Not all the weight put on during pregnancy is lost during and immediately after parturition (Hytten, 1991). The average-sized normal woman who gains 28 lb (12.5 kg) in pregnancy is about 9 lb (4.4 kg) above her prepregnant weight when discharged postpartum. Schauberger and co-workers (1992) studied prenatal and postpartum weights in 795 women delivered in Wisconsin. Their average weight gain was 28.6 ± 10.6 lb (13.0 ± 4.8 kg). As shown in Figure 8–8, the majority of maternal weight loss was at delivery—about 12 lb (5.5 kg)—and in the ensuing 2 weeks thereafter—about 9 lb (4 kg). An additional 5.5 lb (2.5 kg) was lost between 2 weeks and 6 months postpartum. The average total weight loss resulted in an average retained weight of 3 ± 10.5 lb (1.4 ± 4.8 kg) due to pregnancy. Overall, the more weight gained during pregnancy, the more that was lost postpartum. Parous women retained more of their pregnancy weight, and this is linked to long-term obesity (see Chap. 43, Long-Term Consequences). The effect of breast feeding on maternal weight loss was negligible.

Summary of Weight Gain

Perhaps the most remarkable finding about weight gain in pregnancy is that a wide range is compatible with good clinical outcomes. Moreover, departures from "normal" are nonspecific for any outcome in a given individual.
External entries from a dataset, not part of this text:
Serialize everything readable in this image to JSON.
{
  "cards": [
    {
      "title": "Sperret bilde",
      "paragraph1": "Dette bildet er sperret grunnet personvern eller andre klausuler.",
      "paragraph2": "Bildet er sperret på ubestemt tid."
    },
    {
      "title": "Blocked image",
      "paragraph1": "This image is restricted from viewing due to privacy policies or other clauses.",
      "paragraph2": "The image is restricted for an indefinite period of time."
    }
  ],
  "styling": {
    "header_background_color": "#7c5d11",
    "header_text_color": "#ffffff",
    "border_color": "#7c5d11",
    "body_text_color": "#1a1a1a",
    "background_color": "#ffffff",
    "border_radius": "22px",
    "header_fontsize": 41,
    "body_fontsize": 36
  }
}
Recommended Dietary Allowances

Periodically, the Food and Nutrition Board of the Institute of Medicine recommends dietary allowances for women, including those who are pregnant or lactating. Its latest recommendations (2004) are summarized in Table 8–7. Certain prenatal vitamin–mineral supplements may lead to intakes well in excess of the recommended allowances. Moreover, the use of excessive supplements—for example, 10 times the recommended daily allowances—which often are self-prescribed, has led to concern about nutrient toxicities during pregnancy. Nutrients that can potentially exert toxic effects include iron, zinc, selenium, and vitamins A, B6, C, and D. Vitamin and mineral intake more than twice the recommended daily dietary allowance shown in Table 8–7 should be avoided during pregnancy (American Academy of Pediatrics and the American College of Obstetricians and Gynecologists, 2002).